1. Simplifying a rational function

((x^-7)(y^2)) / ((x^-3) + y^-4))

and I'm trying to simplify it.

So I've gotten down to this:

((x^3)(y^6)) / ((y^4)(x^7)) + x^10)

and I guess this could technically be an acceptable answer but when I punched this into my calculator, I got it simplified to:

(y^6) / ((x^4)(y^4) + x^7)

Can someone show me (with steps please) how to get that final result.

Thank-you!

2. can you confirm this is the expression?

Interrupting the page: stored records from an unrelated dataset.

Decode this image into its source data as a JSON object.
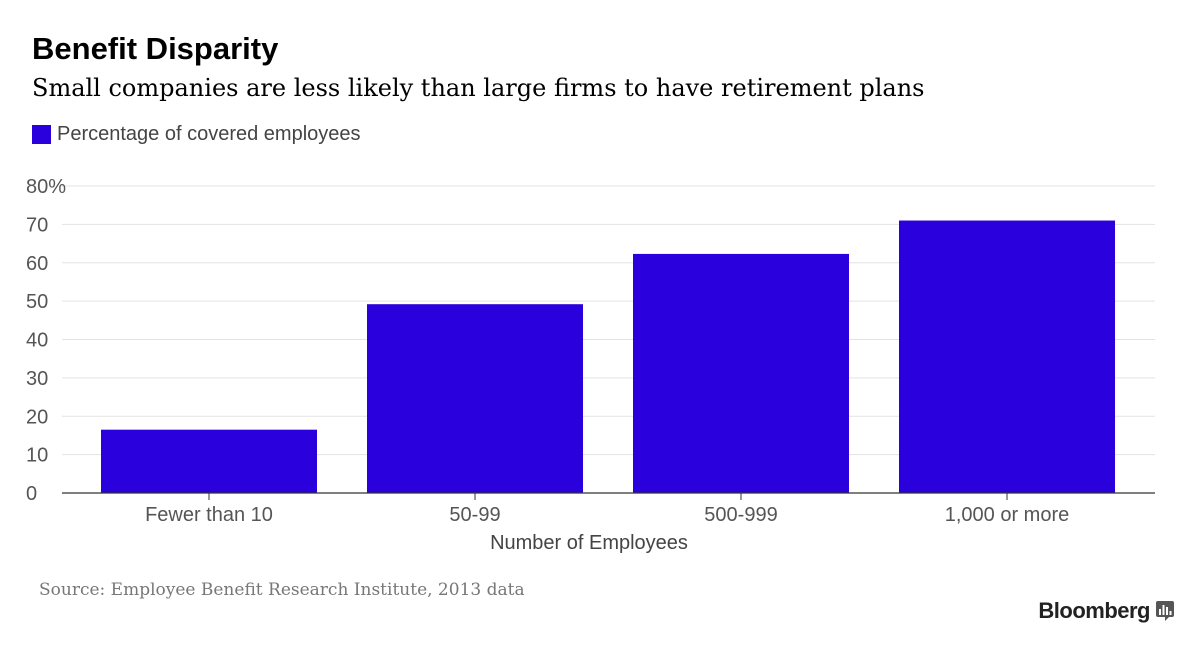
{
  "header": {
    "title": "Benefit Disparity",
    "subtitle": "Small companies are less likely than large firms to have retirement plans"
  },
  "legend": {
    "label": "Percentage of covered employees",
    "color": "#2a00dc"
  },
  "chart_data": {
    "type": "bar",
    "title": "Benefit Disparity",
    "subtitle": "Small companies are less likely than large firms to have retirement plans",
    "categories": [
      "Fewer than 10",
      "50-99",
      "500-999",
      "1,000 or more"
    ],
    "series": [
      {
        "name": "Percentage of covered employees",
        "values": [
          16.5,
          49.2,
          62.3,
          71.0
        ],
        "color": "#2a00dc"
      }
    ],
    "xlabel": "Number of Employees",
    "ylabel": "",
    "ylim": [
      0,
      80
    ],
    "yticks": [
      0,
      10,
      20,
      30,
      40,
      50,
      60,
      70,
      80
    ],
    "ytick_labels": [
      "0",
      "10",
      "20",
      "30",
      "40",
      "50",
      "60",
      "70",
      "80%"
    ],
    "grid": true,
    "legend_position": "top-left"
  },
  "footer": {
    "source": "Source: Employee Benefit Research Institute, 2013 data",
    "brand": "Bloomberg",
    "brand_icon": "bloomberg-chart-icon"
  },
  "colors": {
    "bar": "#2a00dc",
    "grid": "#e3e3e3",
    "axis": "#333333",
    "tick_text": "#555555"
  }
}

$\displaystyle \frac{x^{-7}y^2}{x^{-3}+y^{-4}}$

If so

$\displaystyle \frac{y^2}{x^7(x^{-3}+y^{-4})}$

expanding the denominator

$\displaystyle \frac{y^2}{(x^{4}+x^7y^{-4})}$

It can't get much simplier than this.

3. Yup that was the original function.

Cool thank-you. That makes solving it a lot simpler actually. I was doing things the long way.

4. $\displaystyle \frac{y^2}{x^7\left ( \frac{1}{x^3}+\frac{1}{y^4} \right )}=\frac{y^2}{x^7x^-3+x^7y^-4}=\frac{y^2}{x^4+x^7y^-4}$ multiply the denominator and the nominator by $\displaystyle y^4$